Dilma estaria ciente da prática de caixa 2

Matheus Teixeira

24/03/2017

 

 

CRISE NA REPÚBLICA » Segundo Marcelo Odebrecht, a ex-presidente "tinha dimensão" dos acertos da empreiteira com a campanha. Relator do processo no TSE entrega documento aos ministros da Corte

 

 

Documento entregue aos ministros do Tribunal Superior Eleitoral (TSE) pelo relator do processo de cassação da chapa Dilma-Temer, Herman Benjamin, traz trechos do depoimento de Marcelo Odebrecht em que o herdeiro da construtora revela que a petista “tinha dimensão” das doações por meio de caixa 2 feitas pela empreiteira. A distribuição do documento de 1.032 páginas é uma das fases finais antes do julgamento e serve para os ministros tomarem conhecimento, com antecedência, das provas contidas no processo.

No relatório, há o detalhamento do que disseram as 58 testemunhas ao TSE, além do conteúdo de duas acareações entre o ex-presidente e herdeiro da Odebrecht, Marcelo Odebrecht, e os ex-executivos da construtora Hilberto Mascarenhas e Cláudio Melo Filho, que deram relatos diferentes sobre as doações eleitorais feitas ao PMDB e foram confrontados na presença de Benjamin. Em depoimento, Marcelo também falou sobre o pagamento ao marqueteiro João Santana e a participação da ex-presidente nas negociações. “O que Dilma sabia era que a gente fazia, tinha uma contribuição grande — a dimensão da nossa contribuição era grande, ela sabia disso — e ela sabia que a gente era responsável por muitos pagamentos para o João Santana. Ela nunca me disse que sabia que era caixa 2, mas é natural, é só fazer uma... Ela sabia que toda aquela dimensão de pagamentos não estava na prestação do partido”, disse.

Segundo ele, nas eleições de 2014, o então ministro da Fazenda Guido Mantega era um dos principais interlocutores de Dilma. “Marcelo, a orientação dela (Dilma) é que todos os recursos de vocês vão para a campanha dela. Você não vai mais doar para o PT, você só vai doar para a campanha dela, basicamente para as necessidades da campanha dela: João Santana, Edinho Silva ou esses partidos da coligação”, teria dito Guido ao empresário.
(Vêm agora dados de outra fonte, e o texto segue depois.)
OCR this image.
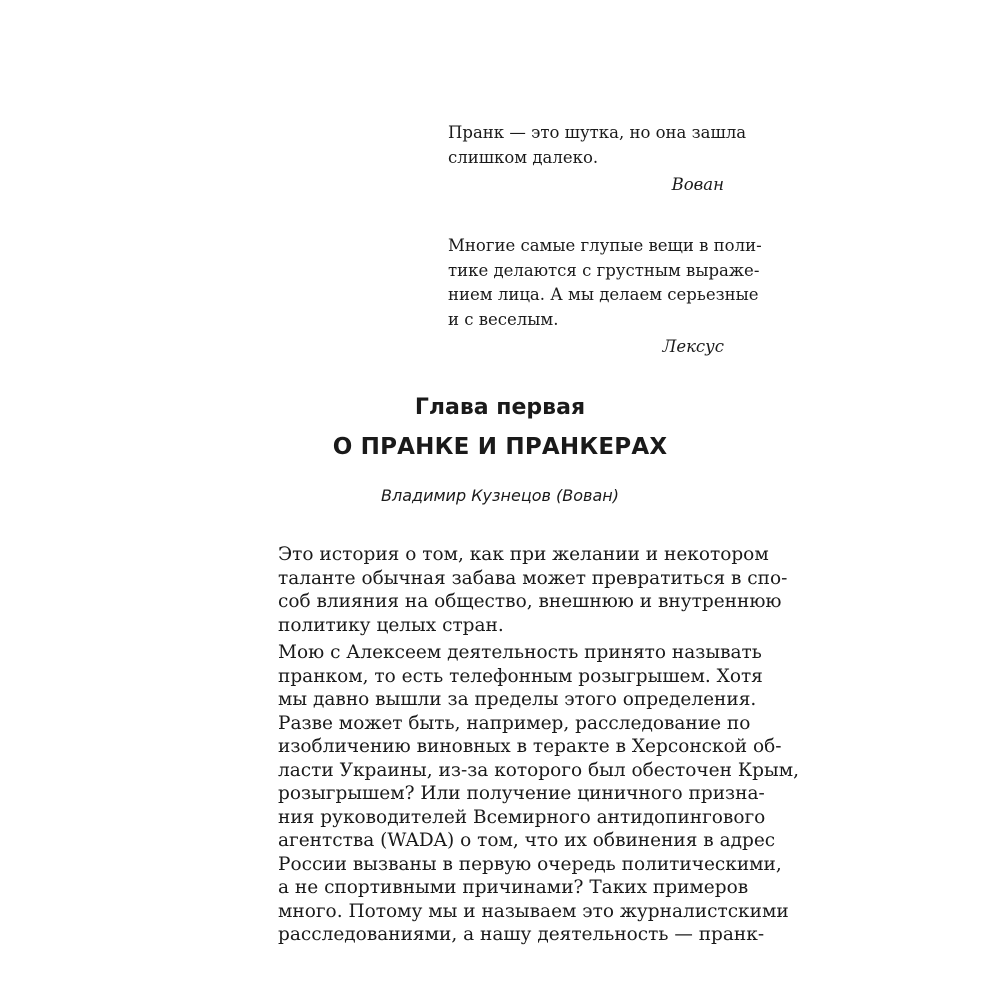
Пранк — это шутка, но она зашла
слишком далеко.
Вован
Многие самые глупые вещи в поли-
тике делаются с грустным выраже-
нием лица. А мы делаем серьезные
и с веселым.
Лексус
Глава первая
О ПРАНКЕ И ПРАНКЕРАХ
Владимир Кузнецов (Вован)
Это история о том, как при желании и некотором
таланте обычная забава может превратиться в спо-
соб влияния на общество, внешнюю и внутреннюю
политику целых стран.
Мою с Алексеем деятельность принято называть
пранком, то есть телефонным розыгрышем. Хотя
мы давно вышли за пределы этого определения.
Разве может быть, например, расследование по
изобличению виновных в теракте в Херсонской об-
ласти Украины, из-за которого был обесточен Крым,
розыгрышем? Или получение циничного призна-
ния руководителей Всемирного антидопингового
агентства (WADA) о том, что их обвинения в адрес
России вызваны в первую очередь политическими,
а не спортивными причинами? Таких примеров
много. Потому мы и называем это журналистскими
расследованиями, а нашу деятельность — пранк-
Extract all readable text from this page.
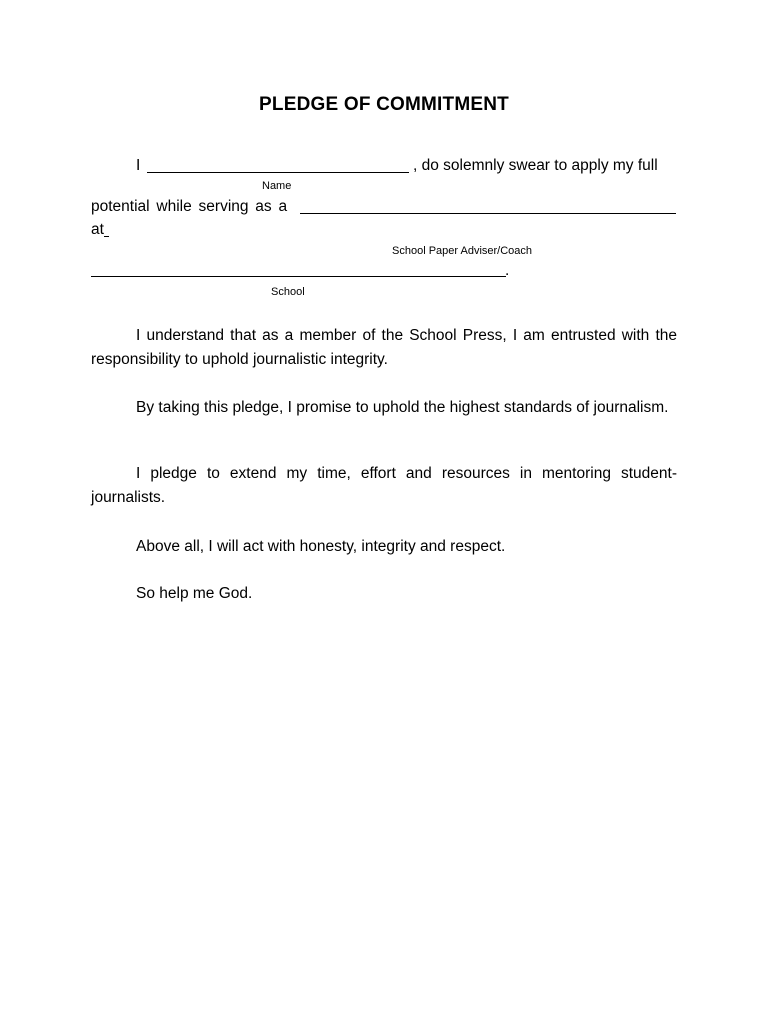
PLEDGE OF COMMITMENT
I	, do solemnly swear to apply my full
Name
potential while serving as a
at
School Paper Adviser/Coach
.
School

I understand that as a member of the School Press, I am entrusted with the responsibility to uphold journalistic integrity.

By taking this pledge, I promise to uphold the highest standards of journalism.

I pledge to extend my time, effort and resources in mentoring student-journalists.

Above all, I will act with honesty, integrity and respect.

So help me God.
Em 2010, de acordo com Marcelo, os responsáveis pela arrecadação da campanha foram o então presidente Luiz Inácio Lula da Silva e o ex-ministro Antônio Palocci. A partir de 2011, Dilma teria assumido as negociações do PT com a Odebrecht. A chapa encabeçada pela petista, que sofreu um impeachment e deu lugar ao vice, Temer, no posto máximo do Executivo, teve as contas de campanha aprovadas com ressalvas no final de 2014, mas o processo foi reaberto porque o PSDB questionou a decisão do TSE e apontou suposto abuso de poder econômico pelos adversários. Entre as irregularidades levantadas pelos tucanos, estão pagamentos irregulares a gráficas e uso de recursos desviados da Petrobras. O caso, que parecia ser o menor dos problemas para Temer até alguns meses atrás, ganhou outras proporções após oitivas com ex-integrantes da Odebrecht, que negociaram doações milionárias à campanha.

O Planalto também acendeu o alerta em relação à ação no TSE porque, nos bastidores, ganhou força a tese de que o voto do relator será a favor da cassação da chapa. O governo, porém, acredita que consegue reverter a situação no plenário da Corte. Uma das estratégias dos peemedebistas para não perder a presidência da República é separar a atuação de Temer da de Dilma no processo — o argumento jurídico tem jurisprudência no TSE, mas depende do entendimento que os ministros terão em relação a este caso específico.

Na tentativa de evitar a separação do julgamento dos dois, semana passada a petista apresentou documentos que comprovariam que o comitê central da campanha teria pagado despesas de ambos da mesma maneira, sem distinção entre o cabeça da chapa e o vice. Temer, no entanto, alega que não tem relação com os pagamentos suspeitos e que a arrecadação de seu partido aconteceu em paralelo ao de Dilma durante a eleição.

 

1.032

número de páginas do relatório parcial do ministro Herman Benjamin

 

 

Correio braziliense, n. 19659, 24/03/2017. Política, p. 4.